In the last week the atmosphere between Flora and me got a little bit tense and now somehow we started going separate ways. First we wanted to go together to a dinner with Lucia and Elisa (the girls I had met in Uspallata), but minutes before we had to leave she changed her mind. So I grabbed two bottles of wine and went alone. I met the girls in Elisa’s apartement, a really nice place half an hour walk away from the hostel, we had a great dinner and wine and when I walked back to the hostel it was 4.00am.
The next morning, not very surprisingly, I slept in and just managed to get up before the breakfast was over. After a while I started walking (a lot of walking these days) to Palermo, a district in the north-east of Buenos Aires, where a lot of bobo-style art-galleries and restaurants and designer-boutiques have transformed an old run-down district into a hip tourist-place. The open markets kept me busy for a while and when I had enough I changed to the dozens of book-shops on Avenida Santa Fe and Avenida Corrientes. One of these shops (somewhere near Santa Fe – Callao) has to be the greatest bookshop on earth. Ok, the Guardian begs to differ, in their ranking it only came fifth, but come on, it’s a theatre that houses a bookshop! A theatre! Parquet, tiers and gallery are full of bookshelves, in the loges comfy seats invite to stay and read and the stage is turned into little coffee-shop. The best bookshop ever. Unfortunately all the books were in Spanish, so my visit was pure sight-seeing. Back in the hostel I fell asleep reading (boring I know, but did I mention the walking?) while Flora went out with a French girl that stayed in the dorm with us.
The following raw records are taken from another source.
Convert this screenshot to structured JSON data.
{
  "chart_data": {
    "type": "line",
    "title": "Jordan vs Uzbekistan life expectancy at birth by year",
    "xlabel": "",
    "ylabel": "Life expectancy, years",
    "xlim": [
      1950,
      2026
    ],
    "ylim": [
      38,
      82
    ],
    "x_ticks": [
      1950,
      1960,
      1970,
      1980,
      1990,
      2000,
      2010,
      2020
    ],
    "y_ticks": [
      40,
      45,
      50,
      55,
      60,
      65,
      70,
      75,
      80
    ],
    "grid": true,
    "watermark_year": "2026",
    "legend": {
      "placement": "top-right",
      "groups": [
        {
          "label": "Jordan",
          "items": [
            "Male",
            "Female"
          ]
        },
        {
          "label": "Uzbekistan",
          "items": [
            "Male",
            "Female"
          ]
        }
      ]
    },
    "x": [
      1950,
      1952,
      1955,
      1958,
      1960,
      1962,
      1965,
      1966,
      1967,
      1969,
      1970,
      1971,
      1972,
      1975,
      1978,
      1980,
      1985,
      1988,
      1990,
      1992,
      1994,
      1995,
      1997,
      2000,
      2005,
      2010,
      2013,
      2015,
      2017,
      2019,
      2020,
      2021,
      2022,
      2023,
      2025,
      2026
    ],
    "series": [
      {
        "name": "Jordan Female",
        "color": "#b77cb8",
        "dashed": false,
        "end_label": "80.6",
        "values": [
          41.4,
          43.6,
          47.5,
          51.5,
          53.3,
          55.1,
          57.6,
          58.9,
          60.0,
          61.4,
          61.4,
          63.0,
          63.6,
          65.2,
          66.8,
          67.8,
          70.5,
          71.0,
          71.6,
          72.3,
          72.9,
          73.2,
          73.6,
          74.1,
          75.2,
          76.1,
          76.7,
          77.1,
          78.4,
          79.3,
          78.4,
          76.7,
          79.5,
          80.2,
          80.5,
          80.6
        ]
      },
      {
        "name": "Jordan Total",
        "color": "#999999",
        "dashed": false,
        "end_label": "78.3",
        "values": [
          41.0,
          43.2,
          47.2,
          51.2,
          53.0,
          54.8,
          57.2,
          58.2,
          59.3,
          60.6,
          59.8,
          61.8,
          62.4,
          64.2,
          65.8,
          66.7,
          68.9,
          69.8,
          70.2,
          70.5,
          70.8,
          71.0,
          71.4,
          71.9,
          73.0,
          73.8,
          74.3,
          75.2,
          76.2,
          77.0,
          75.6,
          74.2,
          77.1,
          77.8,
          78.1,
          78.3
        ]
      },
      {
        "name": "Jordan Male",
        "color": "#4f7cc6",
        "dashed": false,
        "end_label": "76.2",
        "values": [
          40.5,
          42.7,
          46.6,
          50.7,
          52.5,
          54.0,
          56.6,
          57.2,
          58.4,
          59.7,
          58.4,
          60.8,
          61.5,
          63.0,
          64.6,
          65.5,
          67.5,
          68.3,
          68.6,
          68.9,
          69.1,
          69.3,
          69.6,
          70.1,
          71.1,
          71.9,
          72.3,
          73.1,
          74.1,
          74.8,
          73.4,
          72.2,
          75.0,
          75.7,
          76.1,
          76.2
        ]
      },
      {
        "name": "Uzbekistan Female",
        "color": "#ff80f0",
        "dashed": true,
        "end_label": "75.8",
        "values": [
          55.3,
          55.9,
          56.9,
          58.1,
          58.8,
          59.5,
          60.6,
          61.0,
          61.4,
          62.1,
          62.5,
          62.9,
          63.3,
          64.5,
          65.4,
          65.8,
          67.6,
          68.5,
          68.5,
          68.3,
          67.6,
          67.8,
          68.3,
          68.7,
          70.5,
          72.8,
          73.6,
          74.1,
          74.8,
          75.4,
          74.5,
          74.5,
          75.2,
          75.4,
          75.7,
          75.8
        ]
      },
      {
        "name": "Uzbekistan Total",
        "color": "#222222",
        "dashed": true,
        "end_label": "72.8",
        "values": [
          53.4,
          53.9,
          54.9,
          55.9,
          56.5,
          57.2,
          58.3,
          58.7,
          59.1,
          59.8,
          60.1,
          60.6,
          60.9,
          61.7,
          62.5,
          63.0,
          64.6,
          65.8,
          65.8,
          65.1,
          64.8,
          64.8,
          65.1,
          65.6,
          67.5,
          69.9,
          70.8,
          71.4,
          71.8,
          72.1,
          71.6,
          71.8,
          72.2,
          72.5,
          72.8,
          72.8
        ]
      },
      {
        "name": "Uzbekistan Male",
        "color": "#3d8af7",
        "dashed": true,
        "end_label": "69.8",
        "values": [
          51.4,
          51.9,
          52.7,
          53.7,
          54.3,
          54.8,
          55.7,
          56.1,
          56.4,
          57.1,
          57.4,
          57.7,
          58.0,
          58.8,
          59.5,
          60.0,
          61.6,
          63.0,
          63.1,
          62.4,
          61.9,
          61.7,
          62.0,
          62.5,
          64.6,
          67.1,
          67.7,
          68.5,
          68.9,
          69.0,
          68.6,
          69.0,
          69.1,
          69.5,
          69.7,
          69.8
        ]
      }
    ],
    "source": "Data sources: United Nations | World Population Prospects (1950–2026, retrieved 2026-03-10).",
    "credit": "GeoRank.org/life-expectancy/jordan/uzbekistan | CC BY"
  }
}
The next day I visited another bookshop, an English one this time, and then the famous San Telmo market. San Telmo is the oldest district in Buenos Aires and the market is full of antiquities, art and music. Running around taking pictures an old guitar-player noticed me and tried to tell me his life-story (and make me buy a piece of paper for 10 pesos). He jumped between English and Spanish and right after I finally made my escape an older woman started to tell me about her family. She had overheard that I am from Vienna and had to talk to me because her mother was from there. In the evening I visited the Museo de Arte Latinoamericano de Buenos Aires, the best one so far, featuering mainly modern art. I also wanted to see the Evita-museum but ran out of time. Maybe I should take the bus or metro sometimes. On the other hand I found a great market walking home, wouldn’t want to miss that. On Plaza Francia, with more interesting hand-made stuff than anywhere else.
Flora’s French friend turned out to be half German, so I can actually understand her. Although they are still talking French all the time.
Two more days, more walking, more shops and more museums ahead. I actually start to like Buenos Aires.